Читатели, которых побудила высказаться о «Матренином дворе» статья В. Полторацкого, недоумевали, почему, как только литература начинает говорить о чем-то не совсем приятном, мы спешим объявить это неприятное выдумкой или сугубой односторонностью автора, вместо того чтобы задуматься, откуда взялось то или иное отрицательное явление – в хозяйстве ли, в людях или в быту, и как его поскорее изжить.

«С повестью «Матренин двор», – писала Е. Изместьева из Ленинграда, – я «познакомилась», прочитав фельетон Полторацкого. Фельетон мне не понравился, было непонятно, почему автор должен непременно писать о колхозниках богатого колхоза, а другие темы, иное восприятие заказаны».

«В своем рассказе, – отмечал москвич А. Дриневич, – Солженицын описал частную жизнь одной больной женщины, рассказал, какой была эта жизнь в тяжелые послевоенные годы, когда мало чего было еще и в городах, не только в деревнях… Вы жалеете, – обращается читатель к критику, – зачем Солженицын тратит зря свой талант на описание столь малозначительной жизни, не лучше ли было бы взять в герои передовых людей? Так ведь об этом уже много написано. Надо же кому-то писать и об обыкновенных людях».

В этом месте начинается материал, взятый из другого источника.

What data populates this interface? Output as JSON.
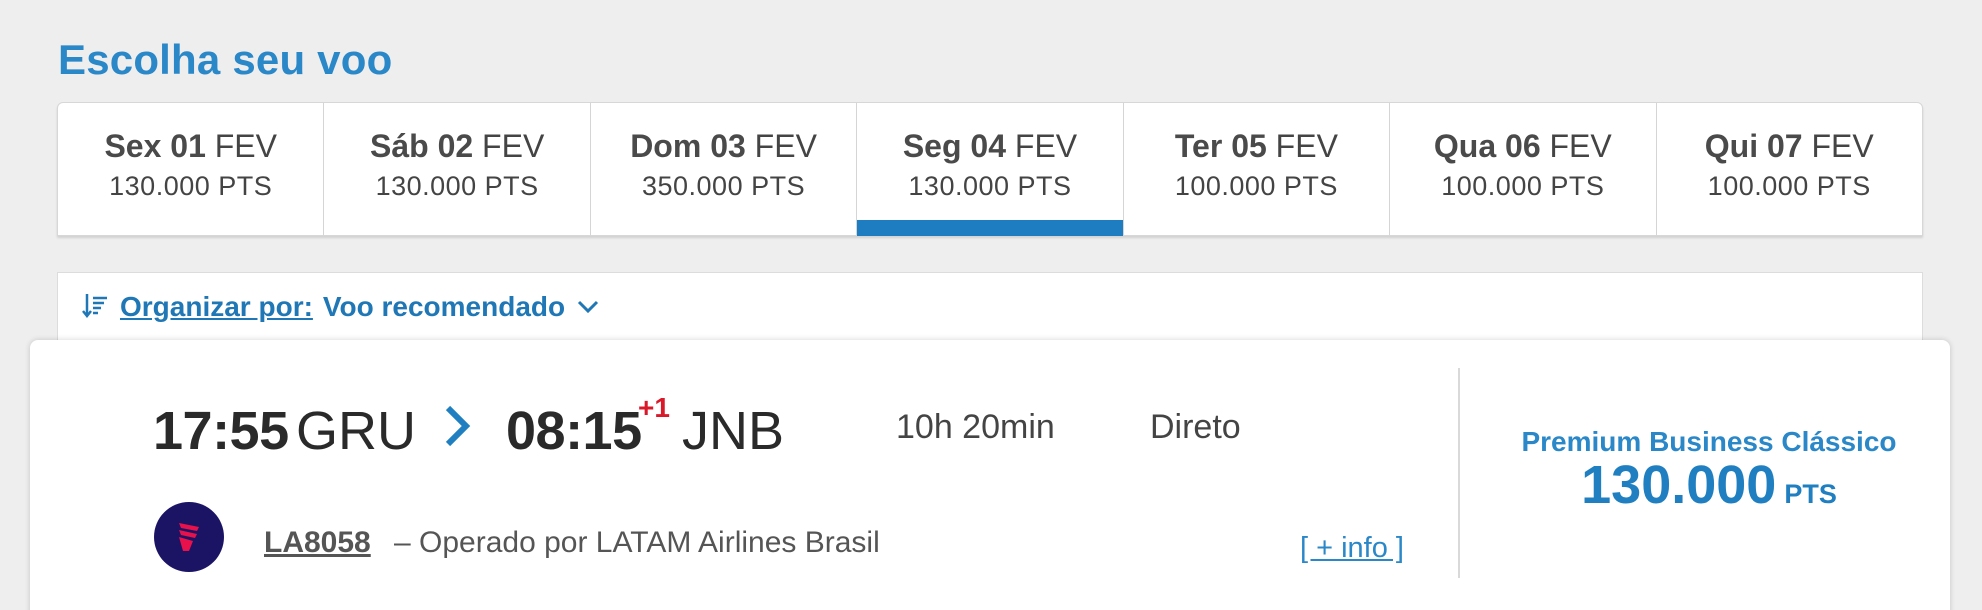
{
  "page": {
    "title": "Escolha seu voo"
  },
  "date_tabs": [
    {
      "weekday_day": "Sex 01",
      "month": "FEV",
      "points": "130.000 PTS",
      "selected": false
    },
    {
      "weekday_day": "Sáb 02",
      "month": "FEV",
      "points": "130.000 PTS",
      "selected": false
    },
    {
      "weekday_day": "Dom 03",
      "month": "FEV",
      "points": "350.000 PTS",
      "selected": false
    },
    {
      "weekday_day": "Seg 04",
      "month": "FEV",
      "points": "130.000 PTS",
      "selected": true
    },
    {
      "weekday_day": "Ter 05",
      "month": "FEV",
      "points": "100.000 PTS",
      "selected": false
    },
    {
      "weekday_day": "Qua 06",
      "month": "FEV",
      "points": "100.000 PTS",
      "selected": false
    },
    {
      "weekday_day": "Qui 07",
      "month": "FEV",
      "points": "100.000 PTS",
      "selected": false
    }
  ],
  "sort": {
    "label": "Organizar por:",
    "value": "Voo recomendado",
    "icon": "sort-icon"
  },
  "flight": {
    "departure_time": "17:55",
    "departure_airport": "GRU",
    "arrival_time": "08:15",
    "day_offset": "+1",
    "arrival_airport": "JNB",
    "duration": "10h 20min",
    "stops": "Direto",
    "flight_number": "LA8058",
    "operated_by": "– Operado por LATAM Airlines Brasil",
    "more_info": "[ + info ]",
    "fare_class": "Premium Business Clássico",
    "fare_amount": "130.000",
    "fare_unit": "PTS"
  },
  "colors": {
    "accent": "#2a87c8",
    "selected_tab": "#1e7cc1",
    "day_offset": "#d9182a",
    "logo_bg": "#1b1464"
  }
}
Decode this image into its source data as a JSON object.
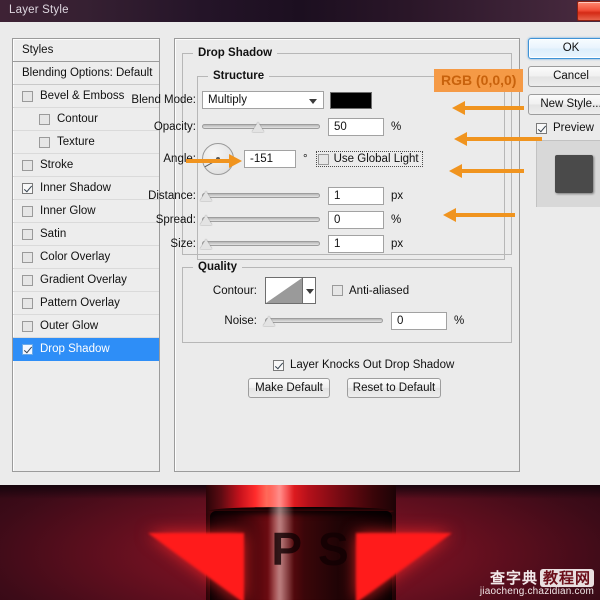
{
  "window": {
    "title": "Layer Style",
    "close_label": "x"
  },
  "styles_panel": {
    "header": "Styles",
    "blending_options": "Blending Options: Default",
    "items": [
      {
        "label": "Bevel & Emboss",
        "checked": false,
        "indent": false,
        "selected": false
      },
      {
        "label": "Contour",
        "checked": false,
        "indent": true,
        "selected": false
      },
      {
        "label": "Texture",
        "checked": false,
        "indent": true,
        "selected": false
      },
      {
        "label": "Stroke",
        "checked": false,
        "indent": false,
        "selected": false
      },
      {
        "label": "Inner Shadow",
        "checked": true,
        "indent": false,
        "selected": false
      },
      {
        "label": "Inner Glow",
        "checked": false,
        "indent": false,
        "selected": false
      },
      {
        "label": "Satin",
        "checked": false,
        "indent": false,
        "selected": false
      },
      {
        "label": "Color Overlay",
        "checked": false,
        "indent": false,
        "selected": false
      },
      {
        "label": "Gradient Overlay",
        "checked": false,
        "indent": false,
        "selected": false
      },
      {
        "label": "Pattern Overlay",
        "checked": false,
        "indent": false,
        "selected": false
      },
      {
        "label": "Outer Glow",
        "checked": false,
        "indent": false,
        "selected": false
      },
      {
        "label": "Drop Shadow",
        "checked": true,
        "indent": false,
        "selected": true
      }
    ]
  },
  "drop_shadow": {
    "group_title": "Drop Shadow",
    "structure_title": "Structure",
    "blend_mode_label": "Blend Mode:",
    "blend_mode_value": "Multiply",
    "shadow_color_hex": "#000000",
    "rgb_badge": "RGB (0,0,0)",
    "opacity_label": "Opacity:",
    "opacity_value": "50",
    "opacity_unit": "%",
    "angle_label": "Angle:",
    "angle_value": "-151",
    "angle_unit": "°",
    "use_global_light_label": "Use Global Light",
    "use_global_light_checked": false,
    "distance_label": "Distance:",
    "distance_value": "1",
    "distance_unit": "px",
    "spread_label": "Spread:",
    "spread_value": "0",
    "spread_unit": "%",
    "size_label": "Size:",
    "size_value": "1",
    "size_unit": "px"
  },
  "quality": {
    "group_title": "Quality",
    "contour_label": "Contour:",
    "anti_aliased_label": "Anti-aliased",
    "anti_aliased_checked": false,
    "noise_label": "Noise:",
    "noise_value": "0",
    "noise_unit": "%",
    "knocks_out_label": "Layer Knocks Out Drop Shadow",
    "knocks_out_checked": true,
    "make_default_label": "Make Default",
    "reset_to_default_label": "Reset to Default"
  },
  "right_buttons": {
    "ok_label": "OK",
    "cancel_label": "Cancel",
    "new_style_label": "New Style...",
    "preview_label": "Preview",
    "preview_checked": true
  },
  "annotations": {
    "accent_color": "#f0941f",
    "badge_bg": "#f59a46",
    "badge_text": "#c8620c",
    "selection_blue": "#2e8ef7"
  },
  "photo": {
    "letters": "P S",
    "watermark_cn_1": "查字典",
    "watermark_cn_2": "教程网",
    "watermark_url": "jiaocheng.chazidian.com"
  }
}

«Критическая статья т. Полторацкого, на мой взгляд, необъективна и тенденциозна, – писал экономист А.Л. Хазанов из Брянска. – Мне, например, рассказ Солженицына «Матренин двор» очень понравился… Тов. Полторацкий сосредоточил все свое внимание на колхозной жизни того района, в котором развивается действие рассказа, а центральная фигура его – Матрена – волей критика перемещена на задний план. В зарисовке автора рассказа «Матренин двор» Матрена выглядит вовсе не великомученицей, а человеком праведной жизни в лучшем смысле этого слова. Ее неписаный закон – побольше дать, поменьше взять. И все, что ни делает Матрена, она делает от души, с улыбкой, несмотря на то, что личная жизнь ее сложилась весьма неудачно».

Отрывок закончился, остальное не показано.